We have a molecule that has an optimal predicted human PK profile with an optimal duration of action. And finally, in terms of best in class, where we've seen clinical precedents have shown also tremendous efficacy and transformational efficacy in this space. So it's really about combining both that high efficacy with a favorable adverse event profile, and that's really something that we're very confident we can achieve with ORX750.
I have, I have a question, just about the orexin program. We're gonna see some readouts this year from Takeda. We're gonna see some readouts this year from Takeda, potentially Alex as well. What are you guys looking for in that data set, and how do you think you can differentiate from what you see from them?

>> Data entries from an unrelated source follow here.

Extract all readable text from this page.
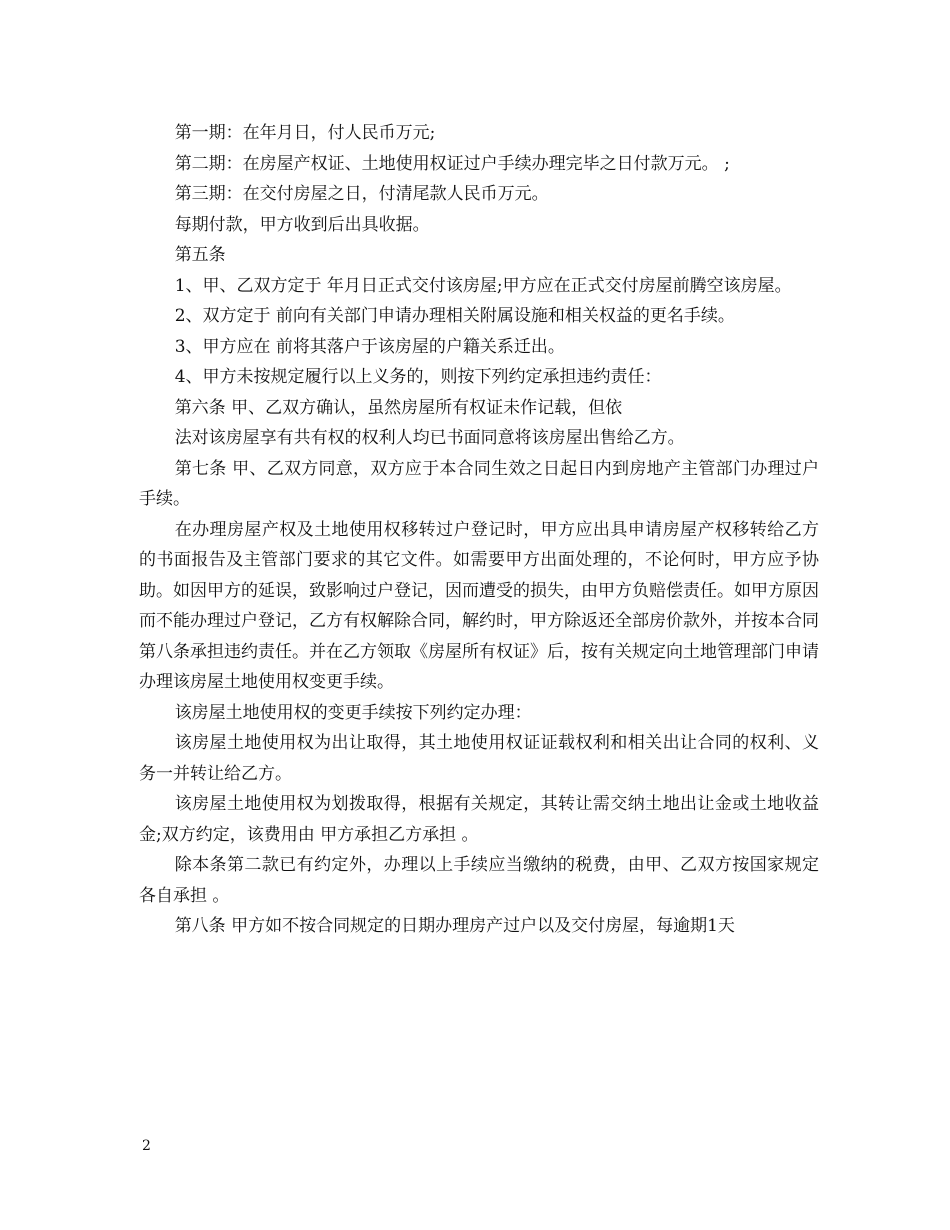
第一期：在年月日，付人民币万元;

第二期：在房屋产权证、土地使用权证过户手续办理完毕之日付款万元。 ;

第三期：在交付房屋之日，付清尾款人民币万元。

每期付款，甲方收到后出具收据。

第五条

1、甲、乙双方定于 年月日正式交付该房屋;甲方应在正式交付房屋前腾空该房屋。

2、双方定于 前向有关部门申请办理相关附属设施和相关权益的更名手续。

3、甲方应在 前将其落户于该房屋的户籍关系迁出。

4、甲方未按规定履行以上义务的，则按下列约定承担违约责任：

第六条 甲、乙双方确认，虽然房屋所有权证未作记载，但依

法对该房屋享有共有权的权利人均已书面同意将该房屋出售给乙方。

第七条 甲、乙双方同意，双方应于本合同生效之日起日内到房地产主管部门办理过户手续。

在办理房屋产权及土地使用权移转过户登记时，甲方应出具申请房屋产权移转给乙方的书面报告及主管部门要求的其它文件。如需要甲方出面处理的，不论何时，甲方应予协助。如因甲方的延误，致影响过户登记，因而遭受的损失，由甲方负赔偿责任。如甲方原因而不能办理过户登记，乙方有权解除合同，解约时，甲方除返还全部房价款外，并按本合同第八条承担违约责任。并在乙方领取《房屋所有权证》后，按有关规定向土地管理部门申请办理该房屋土地使用权变更手续。

该房屋土地使用权的变更手续按下列约定办理：

该房屋土地使用权为出让取得，其土地使用权证证载权利和相关出让合同的权利、义务一并转让给乙方。

该房屋土地使用权为划拨取得，根据有关规定，其转让需交纳土地出让金或土地收益金;双方约定，该费用由 甲方承担乙方承担 。

除本条第二款已有约定外，办理以上手续应当缴纳的税费，由甲、乙双方按国家规定各自承担 。

第八条 甲方如不按合同规定的日期办理房产过户以及交付房屋，每逾期1天

2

So first of all, we're gonna be showing clinical POC in terms of sleep-deprived healthy volunteers, which Saurabh mentioned earlier. It's really the high bar here. This will de-risk massively the program, because as Saurabh mentioned earlier, it also de-risks Narcolepsy Type 2, Idiopathic Hypersomnia, and expansion into other disorders where there isn't a loss in orexin tone. In terms of what the others are showing, well, first of all, this is not a winner-takes-all situation, right? There are multiple players can coexist here, maybe with, maybe even different PK profiles. And if you just think that 50% of NT1 narcolepsy patients remain undiagnosed and only 25% are on treatment, yet there are some branded sales out there doing $2.2 to $2.3 billion of sales, there is a significant opportunity.
We've shown, again, based on the preclinical data, that we can achieve an extremely encouraging profile for ORX750.
Any other questions? All right. Well, then I guess this concludes our presentation, and thank you all for joining us.